Роберт Менассе
Изгнание из Ада
Сфинкс должен сам разгадать собственную загадку. Если вся история заключена в одном человеке, то все можно объяснить из индивидуального опыта.
Одна лишь сила способна Правду победить: Сила. Одна лишь сила способна Силу победить: Правда. В итоге обе видят себя проигравшими.
You arrive, confused, disoriented.
All you know is, you're looking for your partner.
All you carry with you is the knowledge
you've grown to accept as the truth.
But you're about to discover
that what the truth is depends
on what world you're in[1].
Будь осторожна, свет очей моих! Перед тобой любовное письмо.
Его ты не читай, ведь станешь презирать меня —
Пустоту словес и за комизм невольный
выдумок моих. Или же:
Напейся, отведай, не скупясь, вина — а тогда,
пожалуй, ты меня полюбишь, читая это,
за чувств моих глубины и
вместе с тем за остроумье слов.
Пей! А потом прочти любви моей признанье!
Я бы легко умер,
будь я бессмертен.
А так буду плакать и кричать,
когда запалят костер.
Как мне сдержаться,
если знаю я,
сколь много не написано осталось…
вовеки!
Вдобавок у меня странное представление, будто я захочу рассказать это все моим внукам. Хотя я вовсе не собираюсь заводить детей. Но это сидит во мне. Так, как рассказывала моя тетя. Она уже очень стара и могла бы быть мне бабушкой. Я тоже буду рассказывать, и для внуков это будет таким же далеким и непостижимым… Все истории, какие мне рассказывают, всегда лишь малые частицы. Речь идет об одном дне, и о нем слышишь раз десять, ведь именно это особенно их тронуло. Сейчас всего много, потому что… переживаешь это сам. Но останутся всего-навсего крохи, ничего не поделаешь… И тем не менее не знаю…
чтоб никогда
не плачущий Барух
вокруг тебя
отшлифовал
ребристую,
непонятую, зрящую
слезу.
В прорезях ставен мелькали огни факелов, он слышал громкий шум, толпа под окнами распевала, кричала, вопила.
А было это погребальное шествие. По улицам двигалось огромное погребальное шествие, в городке Вила-душ-Комесуш никогда такого не видывали, и что самое странное, никто из участников процессии не скорбел.

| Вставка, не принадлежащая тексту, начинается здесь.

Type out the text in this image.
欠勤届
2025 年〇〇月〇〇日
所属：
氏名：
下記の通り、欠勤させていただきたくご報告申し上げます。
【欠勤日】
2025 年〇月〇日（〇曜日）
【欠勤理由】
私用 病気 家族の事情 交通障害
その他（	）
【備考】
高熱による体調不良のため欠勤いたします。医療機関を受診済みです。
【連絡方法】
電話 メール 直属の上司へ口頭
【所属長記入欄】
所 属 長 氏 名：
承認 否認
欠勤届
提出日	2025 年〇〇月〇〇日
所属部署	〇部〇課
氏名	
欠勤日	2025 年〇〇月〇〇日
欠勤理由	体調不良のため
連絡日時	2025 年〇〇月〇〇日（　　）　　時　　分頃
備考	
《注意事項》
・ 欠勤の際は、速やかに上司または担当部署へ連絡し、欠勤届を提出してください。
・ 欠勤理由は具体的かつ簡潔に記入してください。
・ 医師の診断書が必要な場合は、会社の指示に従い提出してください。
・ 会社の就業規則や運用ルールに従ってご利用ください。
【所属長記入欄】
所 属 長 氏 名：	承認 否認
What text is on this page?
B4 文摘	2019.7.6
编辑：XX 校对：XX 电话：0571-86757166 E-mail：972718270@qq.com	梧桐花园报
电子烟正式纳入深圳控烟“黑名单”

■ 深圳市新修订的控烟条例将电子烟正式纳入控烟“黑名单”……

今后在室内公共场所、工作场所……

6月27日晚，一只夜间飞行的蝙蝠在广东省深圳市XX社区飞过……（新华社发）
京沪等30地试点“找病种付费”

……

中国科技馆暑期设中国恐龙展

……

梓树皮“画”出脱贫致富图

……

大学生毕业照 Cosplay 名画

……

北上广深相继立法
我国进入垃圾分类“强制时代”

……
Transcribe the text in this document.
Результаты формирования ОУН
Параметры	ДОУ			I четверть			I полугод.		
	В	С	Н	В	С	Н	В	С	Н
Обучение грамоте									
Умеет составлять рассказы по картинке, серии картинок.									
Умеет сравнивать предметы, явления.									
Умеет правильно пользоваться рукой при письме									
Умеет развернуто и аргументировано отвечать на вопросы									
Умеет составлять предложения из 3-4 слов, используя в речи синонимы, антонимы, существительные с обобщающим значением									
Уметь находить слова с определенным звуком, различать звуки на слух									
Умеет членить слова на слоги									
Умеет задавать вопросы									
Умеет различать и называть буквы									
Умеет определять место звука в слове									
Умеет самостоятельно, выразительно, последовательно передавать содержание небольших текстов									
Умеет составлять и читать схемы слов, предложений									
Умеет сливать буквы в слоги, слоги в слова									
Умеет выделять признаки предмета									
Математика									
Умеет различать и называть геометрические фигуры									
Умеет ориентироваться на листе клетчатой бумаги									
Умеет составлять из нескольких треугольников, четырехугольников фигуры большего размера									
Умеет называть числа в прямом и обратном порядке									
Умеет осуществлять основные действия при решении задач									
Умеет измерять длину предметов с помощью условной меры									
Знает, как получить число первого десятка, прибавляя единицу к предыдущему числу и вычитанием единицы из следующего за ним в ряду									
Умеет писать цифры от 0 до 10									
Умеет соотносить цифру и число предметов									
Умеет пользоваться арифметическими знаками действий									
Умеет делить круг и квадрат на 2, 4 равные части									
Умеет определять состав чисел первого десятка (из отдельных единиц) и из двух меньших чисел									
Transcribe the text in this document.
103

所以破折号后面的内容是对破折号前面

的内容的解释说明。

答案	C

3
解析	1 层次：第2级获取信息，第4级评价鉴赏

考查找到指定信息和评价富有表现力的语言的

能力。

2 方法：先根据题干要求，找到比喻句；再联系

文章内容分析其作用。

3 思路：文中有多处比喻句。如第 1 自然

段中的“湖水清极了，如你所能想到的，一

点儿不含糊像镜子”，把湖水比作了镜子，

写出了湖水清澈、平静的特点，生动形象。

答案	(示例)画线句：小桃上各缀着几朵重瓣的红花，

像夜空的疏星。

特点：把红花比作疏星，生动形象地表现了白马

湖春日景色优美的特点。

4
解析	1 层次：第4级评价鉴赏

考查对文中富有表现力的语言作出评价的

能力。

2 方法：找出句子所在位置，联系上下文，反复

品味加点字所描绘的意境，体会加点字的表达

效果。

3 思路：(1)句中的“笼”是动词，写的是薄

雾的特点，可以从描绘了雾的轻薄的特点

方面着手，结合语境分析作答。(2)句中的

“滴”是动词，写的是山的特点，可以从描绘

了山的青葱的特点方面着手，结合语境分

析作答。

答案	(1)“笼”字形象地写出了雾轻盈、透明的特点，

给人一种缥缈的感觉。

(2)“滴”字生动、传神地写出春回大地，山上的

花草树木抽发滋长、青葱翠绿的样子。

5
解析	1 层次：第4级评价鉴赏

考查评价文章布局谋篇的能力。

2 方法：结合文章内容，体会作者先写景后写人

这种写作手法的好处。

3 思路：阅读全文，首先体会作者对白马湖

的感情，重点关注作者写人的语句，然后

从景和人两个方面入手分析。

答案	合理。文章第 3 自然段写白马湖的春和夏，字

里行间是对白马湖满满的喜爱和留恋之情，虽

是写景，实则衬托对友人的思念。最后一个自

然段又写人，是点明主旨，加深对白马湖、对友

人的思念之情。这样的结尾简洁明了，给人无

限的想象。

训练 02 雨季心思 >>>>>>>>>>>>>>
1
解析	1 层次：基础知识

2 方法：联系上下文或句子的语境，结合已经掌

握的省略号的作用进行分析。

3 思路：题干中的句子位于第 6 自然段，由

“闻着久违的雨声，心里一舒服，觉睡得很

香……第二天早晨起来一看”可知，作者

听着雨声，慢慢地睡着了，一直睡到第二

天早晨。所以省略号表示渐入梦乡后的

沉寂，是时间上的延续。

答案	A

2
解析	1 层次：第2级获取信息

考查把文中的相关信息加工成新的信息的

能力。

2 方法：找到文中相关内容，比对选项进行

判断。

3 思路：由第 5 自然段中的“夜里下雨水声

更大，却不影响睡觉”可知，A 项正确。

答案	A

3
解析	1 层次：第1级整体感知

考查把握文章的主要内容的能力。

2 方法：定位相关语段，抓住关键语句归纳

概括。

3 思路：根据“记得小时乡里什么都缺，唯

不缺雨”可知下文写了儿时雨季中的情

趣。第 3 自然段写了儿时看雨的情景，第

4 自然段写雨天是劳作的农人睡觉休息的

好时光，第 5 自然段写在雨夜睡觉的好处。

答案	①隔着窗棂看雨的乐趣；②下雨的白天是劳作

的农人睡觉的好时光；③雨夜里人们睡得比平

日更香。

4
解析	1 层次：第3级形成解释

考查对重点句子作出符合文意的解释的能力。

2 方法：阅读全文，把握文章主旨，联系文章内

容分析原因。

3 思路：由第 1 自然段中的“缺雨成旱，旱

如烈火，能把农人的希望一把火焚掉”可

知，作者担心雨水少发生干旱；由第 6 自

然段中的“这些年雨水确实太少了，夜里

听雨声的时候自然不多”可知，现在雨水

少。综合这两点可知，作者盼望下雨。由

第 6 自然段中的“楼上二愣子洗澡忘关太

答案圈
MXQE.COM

Пара вороных, украшенная лиловыми матерчатыми розетками, тянула катафалк, на котором лежал гробик, подходящий разве что для новорожденного младенца. За катафалком, обеими руками поднимая вверх распятие, шел кардинал Жуан д'Алмейда из Эворы, в алом облачении и алой же шапочке, на плечах отороченная горностаем мантия, шлейф которой несли четверо каноников в лиловых ризах. Далее следовали приходские священники Комесуша и окрестных общин, все в черных сутанах, белых стихарях и лиловых епитрахилях. Дворяне, в пурпурном бархате, препоясанные широкими кожаными ремнями, шагали, обнажив шпаги и опустив их острием вниз. Представители общинного управления и третьего сословия, в черной одежде и больших черных шляпах, несли факелы, черный дым которых заволакивал солнце траурным флером.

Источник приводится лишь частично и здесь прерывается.